Vieillir

Est-ce que je t’ai déjà dit
pourquoi je ne voulais pas vieillir ?

je ne veux pas voir la peau de mes mains se tacher, ratatiner, trembler
parce que ce sont bien les mains qui partent en premier, non ?

palmipèdes aux pieds ongulés taches brunes palmes froissées toujours ces mains ridées
devant mes yeux
pendant que tout le reste échappe à la vue pendant que le reste du corps essaie de s’échapper pendant que le verre aux trois quarts vide

réussit à s’enlever des doigts
– même la tasse tinte sur la soucoupe et pourtant il y a l’anse –
avant d’avoir touché les lèvres
le verre disparaît de mes doigts parfois où est-il, où est-il passé ?
transparent, invisible
pendant que le liquide maudit se répand parmi la vitre éclatée
sur le plancher, comme du sang
sur le plancher de la salle à manger
les autres vous regardent
les autres qui n’ont pas vieilli

les autres qui vous traitent de vieillarde comme si c’était une maladie
la lèpre, la syphilis
vous êtes infecté par une maladie mortelle pas de pénicilline

à chaque année, on vous vaccine
pas de vaccins, vous n’avez donc pas été vacciné ?

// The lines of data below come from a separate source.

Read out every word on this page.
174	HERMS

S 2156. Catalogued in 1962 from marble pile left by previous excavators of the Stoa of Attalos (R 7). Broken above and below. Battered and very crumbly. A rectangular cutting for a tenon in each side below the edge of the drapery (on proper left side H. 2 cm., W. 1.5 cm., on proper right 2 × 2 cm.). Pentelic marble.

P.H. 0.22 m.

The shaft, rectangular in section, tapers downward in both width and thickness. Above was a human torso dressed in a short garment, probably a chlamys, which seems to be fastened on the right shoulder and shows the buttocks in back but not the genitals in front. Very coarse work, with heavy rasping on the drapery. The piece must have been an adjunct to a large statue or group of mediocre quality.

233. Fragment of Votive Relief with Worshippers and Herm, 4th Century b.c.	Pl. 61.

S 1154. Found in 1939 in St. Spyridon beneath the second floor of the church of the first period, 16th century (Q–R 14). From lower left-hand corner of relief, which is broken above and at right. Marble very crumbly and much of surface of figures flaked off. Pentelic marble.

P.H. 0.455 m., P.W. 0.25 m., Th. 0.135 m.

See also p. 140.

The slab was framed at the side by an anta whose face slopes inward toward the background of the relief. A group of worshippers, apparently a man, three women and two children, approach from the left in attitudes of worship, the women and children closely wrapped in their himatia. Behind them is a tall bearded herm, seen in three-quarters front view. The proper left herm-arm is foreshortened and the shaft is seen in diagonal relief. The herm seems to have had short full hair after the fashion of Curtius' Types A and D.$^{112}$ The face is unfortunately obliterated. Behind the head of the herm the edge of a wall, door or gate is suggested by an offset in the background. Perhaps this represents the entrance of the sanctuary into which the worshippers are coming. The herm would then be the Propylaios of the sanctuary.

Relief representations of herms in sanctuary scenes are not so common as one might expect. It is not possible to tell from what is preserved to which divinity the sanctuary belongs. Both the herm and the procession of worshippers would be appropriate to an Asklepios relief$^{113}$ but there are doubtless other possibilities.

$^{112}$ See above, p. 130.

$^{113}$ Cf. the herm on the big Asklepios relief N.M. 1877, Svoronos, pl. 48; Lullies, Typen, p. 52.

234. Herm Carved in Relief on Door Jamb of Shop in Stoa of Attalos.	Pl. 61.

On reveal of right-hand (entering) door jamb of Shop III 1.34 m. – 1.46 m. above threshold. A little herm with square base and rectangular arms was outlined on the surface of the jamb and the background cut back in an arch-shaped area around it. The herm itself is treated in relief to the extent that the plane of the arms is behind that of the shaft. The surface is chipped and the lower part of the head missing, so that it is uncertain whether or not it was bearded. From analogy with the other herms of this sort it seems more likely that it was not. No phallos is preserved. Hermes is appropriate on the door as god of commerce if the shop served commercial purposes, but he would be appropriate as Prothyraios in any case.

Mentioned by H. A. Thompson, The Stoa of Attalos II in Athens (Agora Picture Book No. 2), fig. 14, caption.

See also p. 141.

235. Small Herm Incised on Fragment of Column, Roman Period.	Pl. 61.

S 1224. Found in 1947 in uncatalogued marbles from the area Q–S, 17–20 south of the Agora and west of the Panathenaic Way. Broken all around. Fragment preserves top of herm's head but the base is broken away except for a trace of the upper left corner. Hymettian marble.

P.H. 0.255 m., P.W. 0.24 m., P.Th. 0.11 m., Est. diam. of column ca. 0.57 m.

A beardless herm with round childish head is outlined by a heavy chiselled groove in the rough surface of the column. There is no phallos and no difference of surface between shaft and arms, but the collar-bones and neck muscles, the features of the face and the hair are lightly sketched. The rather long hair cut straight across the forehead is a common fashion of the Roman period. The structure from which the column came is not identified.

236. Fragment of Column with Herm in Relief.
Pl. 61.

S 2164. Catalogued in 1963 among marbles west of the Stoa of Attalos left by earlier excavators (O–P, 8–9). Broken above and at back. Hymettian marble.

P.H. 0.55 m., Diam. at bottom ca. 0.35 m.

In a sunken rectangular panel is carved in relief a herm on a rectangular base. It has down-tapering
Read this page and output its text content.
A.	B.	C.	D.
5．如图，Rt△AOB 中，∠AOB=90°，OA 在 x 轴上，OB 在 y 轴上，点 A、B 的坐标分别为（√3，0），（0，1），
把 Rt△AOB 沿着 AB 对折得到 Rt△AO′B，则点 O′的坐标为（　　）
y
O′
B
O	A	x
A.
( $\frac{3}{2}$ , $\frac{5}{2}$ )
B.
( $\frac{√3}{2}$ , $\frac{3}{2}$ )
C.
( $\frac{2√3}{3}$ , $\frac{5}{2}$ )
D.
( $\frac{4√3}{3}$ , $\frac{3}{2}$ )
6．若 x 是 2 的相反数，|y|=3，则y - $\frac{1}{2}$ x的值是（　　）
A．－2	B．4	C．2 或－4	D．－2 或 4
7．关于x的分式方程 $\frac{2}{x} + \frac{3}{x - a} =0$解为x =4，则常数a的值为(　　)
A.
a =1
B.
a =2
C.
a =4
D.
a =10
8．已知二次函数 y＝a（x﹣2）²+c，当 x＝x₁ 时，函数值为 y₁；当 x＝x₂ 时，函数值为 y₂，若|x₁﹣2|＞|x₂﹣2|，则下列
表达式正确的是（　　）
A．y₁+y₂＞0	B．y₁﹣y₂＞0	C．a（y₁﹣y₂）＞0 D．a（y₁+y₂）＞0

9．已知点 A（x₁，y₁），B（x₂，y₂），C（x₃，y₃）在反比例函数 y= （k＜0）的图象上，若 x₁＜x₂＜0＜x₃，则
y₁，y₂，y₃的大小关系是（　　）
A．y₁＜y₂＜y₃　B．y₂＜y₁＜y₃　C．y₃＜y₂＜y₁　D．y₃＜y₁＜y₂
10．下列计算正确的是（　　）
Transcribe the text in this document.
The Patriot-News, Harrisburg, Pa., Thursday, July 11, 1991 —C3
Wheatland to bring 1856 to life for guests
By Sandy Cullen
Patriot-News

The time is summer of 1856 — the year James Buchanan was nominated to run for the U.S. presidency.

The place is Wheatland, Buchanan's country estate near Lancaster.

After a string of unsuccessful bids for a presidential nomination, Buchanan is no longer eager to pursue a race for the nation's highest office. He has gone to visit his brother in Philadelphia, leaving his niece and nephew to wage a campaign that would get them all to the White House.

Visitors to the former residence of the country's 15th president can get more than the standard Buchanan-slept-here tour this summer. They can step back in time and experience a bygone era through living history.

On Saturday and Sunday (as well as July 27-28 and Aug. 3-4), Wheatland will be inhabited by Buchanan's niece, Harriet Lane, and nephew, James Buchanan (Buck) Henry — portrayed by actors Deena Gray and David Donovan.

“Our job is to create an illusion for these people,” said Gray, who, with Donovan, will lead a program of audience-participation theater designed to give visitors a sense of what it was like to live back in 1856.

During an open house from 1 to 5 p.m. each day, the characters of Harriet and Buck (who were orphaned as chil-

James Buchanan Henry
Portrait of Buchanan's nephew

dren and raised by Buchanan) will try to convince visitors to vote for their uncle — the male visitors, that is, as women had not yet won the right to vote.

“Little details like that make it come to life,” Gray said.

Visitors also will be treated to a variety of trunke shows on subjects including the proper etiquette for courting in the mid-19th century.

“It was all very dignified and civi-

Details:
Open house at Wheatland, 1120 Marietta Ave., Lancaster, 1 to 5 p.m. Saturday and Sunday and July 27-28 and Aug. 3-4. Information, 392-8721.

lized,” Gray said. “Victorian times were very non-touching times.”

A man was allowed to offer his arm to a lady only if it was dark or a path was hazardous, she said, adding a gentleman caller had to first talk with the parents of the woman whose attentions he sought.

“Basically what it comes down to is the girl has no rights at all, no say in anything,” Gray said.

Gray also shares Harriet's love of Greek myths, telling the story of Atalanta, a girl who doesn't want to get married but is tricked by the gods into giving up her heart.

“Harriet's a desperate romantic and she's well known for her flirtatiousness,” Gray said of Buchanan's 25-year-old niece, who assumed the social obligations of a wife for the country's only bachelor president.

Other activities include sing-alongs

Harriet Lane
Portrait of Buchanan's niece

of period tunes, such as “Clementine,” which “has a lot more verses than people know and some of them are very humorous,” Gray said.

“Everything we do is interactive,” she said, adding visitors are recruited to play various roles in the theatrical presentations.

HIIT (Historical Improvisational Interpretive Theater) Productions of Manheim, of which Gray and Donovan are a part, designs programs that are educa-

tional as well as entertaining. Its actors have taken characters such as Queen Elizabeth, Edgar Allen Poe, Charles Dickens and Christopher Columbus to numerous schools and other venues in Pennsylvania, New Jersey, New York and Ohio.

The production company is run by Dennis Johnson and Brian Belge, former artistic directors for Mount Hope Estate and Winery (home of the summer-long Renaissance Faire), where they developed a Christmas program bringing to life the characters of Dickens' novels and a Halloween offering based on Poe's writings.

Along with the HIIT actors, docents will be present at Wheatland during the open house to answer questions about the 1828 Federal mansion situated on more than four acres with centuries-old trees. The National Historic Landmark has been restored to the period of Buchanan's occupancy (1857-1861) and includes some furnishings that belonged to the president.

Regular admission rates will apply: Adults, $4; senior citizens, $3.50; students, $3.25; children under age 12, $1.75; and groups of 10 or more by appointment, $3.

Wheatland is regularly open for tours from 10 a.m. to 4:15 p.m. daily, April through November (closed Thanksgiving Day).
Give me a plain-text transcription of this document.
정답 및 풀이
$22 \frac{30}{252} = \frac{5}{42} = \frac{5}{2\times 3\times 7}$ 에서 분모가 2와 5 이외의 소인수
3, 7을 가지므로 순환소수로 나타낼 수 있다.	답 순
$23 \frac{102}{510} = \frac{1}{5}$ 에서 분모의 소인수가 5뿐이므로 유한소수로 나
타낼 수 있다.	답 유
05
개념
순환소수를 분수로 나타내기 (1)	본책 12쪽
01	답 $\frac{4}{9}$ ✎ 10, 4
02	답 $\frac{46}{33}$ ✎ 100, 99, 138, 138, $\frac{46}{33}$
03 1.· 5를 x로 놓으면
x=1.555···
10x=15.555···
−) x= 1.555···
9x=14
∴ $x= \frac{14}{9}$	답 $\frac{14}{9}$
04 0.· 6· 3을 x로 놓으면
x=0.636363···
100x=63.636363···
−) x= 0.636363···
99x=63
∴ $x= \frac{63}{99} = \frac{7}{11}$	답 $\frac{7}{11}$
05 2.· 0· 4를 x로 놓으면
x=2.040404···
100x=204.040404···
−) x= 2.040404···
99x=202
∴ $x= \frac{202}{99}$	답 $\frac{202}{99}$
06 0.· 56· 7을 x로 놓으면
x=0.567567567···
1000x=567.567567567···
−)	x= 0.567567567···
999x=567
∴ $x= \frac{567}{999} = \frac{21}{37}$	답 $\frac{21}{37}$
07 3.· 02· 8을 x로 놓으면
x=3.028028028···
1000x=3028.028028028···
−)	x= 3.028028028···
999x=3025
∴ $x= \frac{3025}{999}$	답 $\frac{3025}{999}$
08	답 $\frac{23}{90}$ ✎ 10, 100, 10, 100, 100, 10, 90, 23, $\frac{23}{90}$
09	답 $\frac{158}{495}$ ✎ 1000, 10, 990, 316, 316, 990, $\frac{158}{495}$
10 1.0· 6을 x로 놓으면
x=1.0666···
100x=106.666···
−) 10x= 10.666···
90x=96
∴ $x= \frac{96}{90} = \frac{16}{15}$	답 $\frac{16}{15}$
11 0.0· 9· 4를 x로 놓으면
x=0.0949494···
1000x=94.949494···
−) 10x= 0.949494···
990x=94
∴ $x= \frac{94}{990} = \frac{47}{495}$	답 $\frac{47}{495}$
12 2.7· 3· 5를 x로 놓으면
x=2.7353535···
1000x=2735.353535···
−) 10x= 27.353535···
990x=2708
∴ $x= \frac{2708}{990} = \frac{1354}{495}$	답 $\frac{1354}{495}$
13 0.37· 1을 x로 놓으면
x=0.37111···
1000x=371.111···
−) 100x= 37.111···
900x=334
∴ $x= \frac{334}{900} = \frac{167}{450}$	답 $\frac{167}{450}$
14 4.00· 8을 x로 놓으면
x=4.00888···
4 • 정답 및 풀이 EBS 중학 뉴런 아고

est-ce que je t’ai déjà dit
pourquoi je ne voulais pas vieillir ? je ne m’en souviens plus

moi qui n’ai pas eu d’enfance je ne veux pas y retomber je ne veux pas qu’on s’occupe de moi
qu’on me prenne par le bras dans les escaliers

mon dieu, plus personne ne veut me toucher et quand je regarde
avec mes yeux usés
ce que je vois déjà ne m’appartient plus

tu n’as encore rien vu, mémère
la vie ne fait que commencer, pépère
eh bien, laissez-moi vous dire, les enfants que la mort dure plus longtemps que la vie vous le saurez

essayez donc de vous mettre au garde-à-vous avec une canne
essayez donc de vous tenir le dos droit
c’est la canne qui vous porte au bout de son doigt de bois qui pointe vers le sol

où tu vas
elle parle toute seule ne l’écoute pas

comment crier quand on n’a plus de voix ?
est-ce que je t’ai dit pourquoi je ne voulais pas vieillir ?

à l’aide ! au secours !
on me fait mal
la peau est prise dans la fermeture éclair mon bras est ankylosé
je n’arrive pas à le bouger l’eau est trop chaude
l’eau est trop froide l’eau est trop tiède je meurs
je me meurs

je ne veux plus chercher mes clés oublier de compter la monnaie
avoir peur quand je sors du guichet et qu’il y a quelqu’un de jaune

ou quelqu’un de noir qui attend
mais qui n’a pas encore sorti sa carte de débit
qui me regarde trembler en poussant la mienne trop à fond dans le portefeuille des banques impossibles
des chèques et des pensions
et des crédits d’impôt à réclamer et des modifications à la fiscalité pour personne âgée

quelle poésie, mon dieu quelle épouvantable poésie de voir apparaître le premier du mois la rente
le chèque de retraite
la sécurité de la vieillesse la sécurité

de la vieillesse la sécurité...

tu l’as vu, lui ?
alerte
tu l’as vue, elle ?
et tu as vu son bras cet étrange tatouage cet étrange personnage au sexe sorti oui, je sais que c’est un sexe

le sexe du diable, il est fourchu et sais-tu ce qu’elle veut
quand elle dit :
« tu as encore de beaux yeux »

pourquoi « encore »...
t’ai-je déjà dit pourquoi je ne voulais pas vieillir ?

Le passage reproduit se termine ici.